40 P.S. § 1009.111(a)(1).

This language obviously expresses the policy of the Commonwealth of Pennsylvania that insurers providing security under the Act do so without recourse to fault-based subrogation. Id. Under Section 111 of the Pennsylvania No-fault Act (40 P.S. § 1009.111) an insurer’s right of subrogation is preserved only where payment has been made by the insurer to its insured in an amount in excess of basic loss benefits. Brunelli v. Farelly Bros., 266 Pa. Super. 23, 402 A.2d 1058 (1979). However, Nationwide made no payments in excess of basic loss benefits.

*51This action requires a conflict of laws analysis since the two “no-fault” acts deviate on the issue of subrogation of no-fault benefits paid. Since there is no statutory guidance, a determination of which state’s law should apply to the case before us is required.

The Pennsylvania Supreme Court adopted the “contacts” test for resolving conflicts of law in Griffith v. United Airlines, 416 Pa. 1, 203 A.2d 796 (1964). Under Griffith, we are required to apply the law of the jurisdiction with the most significant relationship with the occurrence and the parties.2 To determine the forum with the most significant relationship, reference must be made to the place of the injury, the domicile of the parties, and the “place where the relationship between the parties is centered.” Griffith, 416 Pa. at 15, 210 A.2d at 802. In this case, these contacts would call for the application of Pennsylvania law: the place of the injury, the domicile of the tort-feasor, and the place where the relationship of the parties is centered are all in Pennsylvania.

However, the Griffith test is not merely one of “counting the contacts”. A decision on a choice of law must also be made with reference to the policies underlying the differences in the law. While the Delaware law has as one of its purposes the compensation of victims for economic loss, the Delaware Motorists Protection Act by allowing recovery against tort-feasors, would result in premium differentials based on accident fault experience. This is inconsistent with the policies of no-fault compensation. See, Eugene F. Scoles and Peter Hay, Conflict of Laws § 17.44, n. 9 (1982).

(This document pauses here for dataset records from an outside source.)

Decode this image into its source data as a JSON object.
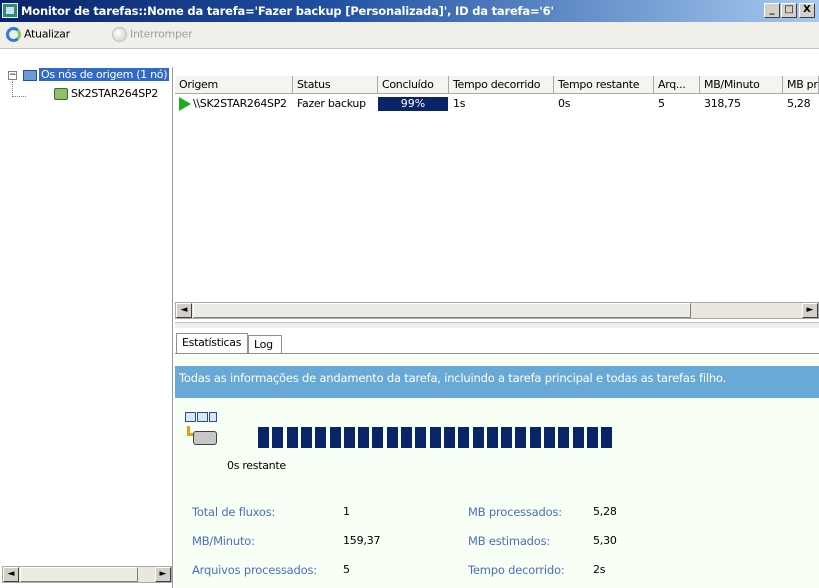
{
  "window": {
    "title": "Monitor de tarefas::Nome da tarefa='Fazer backup [Personalizada]', ID da tarefa='6'",
    "minimize_glyph": "_",
    "maximize_glyph": "□",
    "close_glyph": "X"
  },
  "toolbar": {
    "refresh_label": "Atualizar",
    "stop_label": "Interromper"
  },
  "tree": {
    "root_label": "Os nós de origem (1 nó)",
    "child_label": "SK2STAR264SP2",
    "expander_glyph": "−"
  },
  "grid": {
    "columns": [
      "Origem",
      "Status",
      "Concluído",
      "Tempo decorrido",
      "Tempo restante",
      "Arq...",
      "MB/Minuto",
      "MB processados"
    ],
    "rows": [
      {
        "origin": "\\\\SK2STAR264SP2",
        "status": "Fazer backup",
        "completed": "99%",
        "elapsed": "1s",
        "remaining": "0s",
        "files": "5",
        "mb_per_minute": "318,75",
        "mb_processed": "5,28"
      }
    ]
  },
  "tabs": [
    "Estatísticas",
    "Log"
  ],
  "stats": {
    "header": "Todas as informações de andamento da tarefa, incluindo a tarefa principal e todas as tarefas filho.",
    "progress_fraction": 0.99,
    "remaining_text": "0s restante",
    "labels": {
      "total_streams": "Total de fluxos:",
      "mb_per_minute": "MB/Minuto:",
      "files_processed": "Arquivos processados:",
      "mb_processed": "MB processados:",
      "mb_estimated": "MB estimados:",
      "elapsed_time": "Tempo decorrido:"
    },
    "values": {
      "total_streams": "1",
      "mb_per_minute": "159,37",
      "files_processed": "5",
      "mb_processed": "5,28",
      "mb_estimated": "5,30",
      "elapsed_time": "2s"
    }
  },
  "scroll": {
    "left_glyph": "◄",
    "right_glyph": "►"
  }
}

Pennsylvania, on the other hand, has a legislatively declared policy against the fault based subrogation allowed under Delaware law. See also, Automobile Underwriters *52Inc. v. Erie Insurance Group, 30 Pa.D. & C.3d 152 (1983). The result of Pennsylvania’s policy is to evenly distribute the premium burden on the driving population without regard to fault. Application of the subrogation provision of the Delaware Motorists Protection Act, 21 Del.Code Ann. § 2118(f) would frustrate this purpose if applied to Pennsylvania insured drivers and ultimately to Pennsylvania insurers. It would redistribute the burden of providing benefits in a way not contemplated by the Pennsylvania Act. It is self-evident that tort exemptions in reality finance no-fault benefits.

I would find that § 40 P.S. 1009.111(c)(1) does not encompass subrogation and therefore would not reach the applicability of section 2118(f) of the Delaware Motorists Protection Act. I would find that Nationwide’s cause of action fails since subrogation actions of this character are contrary to the law of the Commonwealth. I would affirm the judgment of the trial court.

Accordingly, I dissent.

. Act of July 19, 1974, P.L. 489, No. 176, Art. I, § 101, repealed by Act of February 12, 1984, P.L. 26, No. 11, § 8(a), effective October 1, 1984.

. We note parenthetically, that in Delaware, where, as previously noted, tort law applicable to automobile accidents has not been abolished, the “contacts” test espoused by such cases as Griffith, supra, has been rejected and Delaware continues to adhere to the traditional rule of lex loci delicti, the law of the place of injury controls. Friday v. Smoot, 58 Del. 488, 211 A.2d 594 (1965); Thornton v. Carroll, 490 F.Supp. 455 (Del. 1980).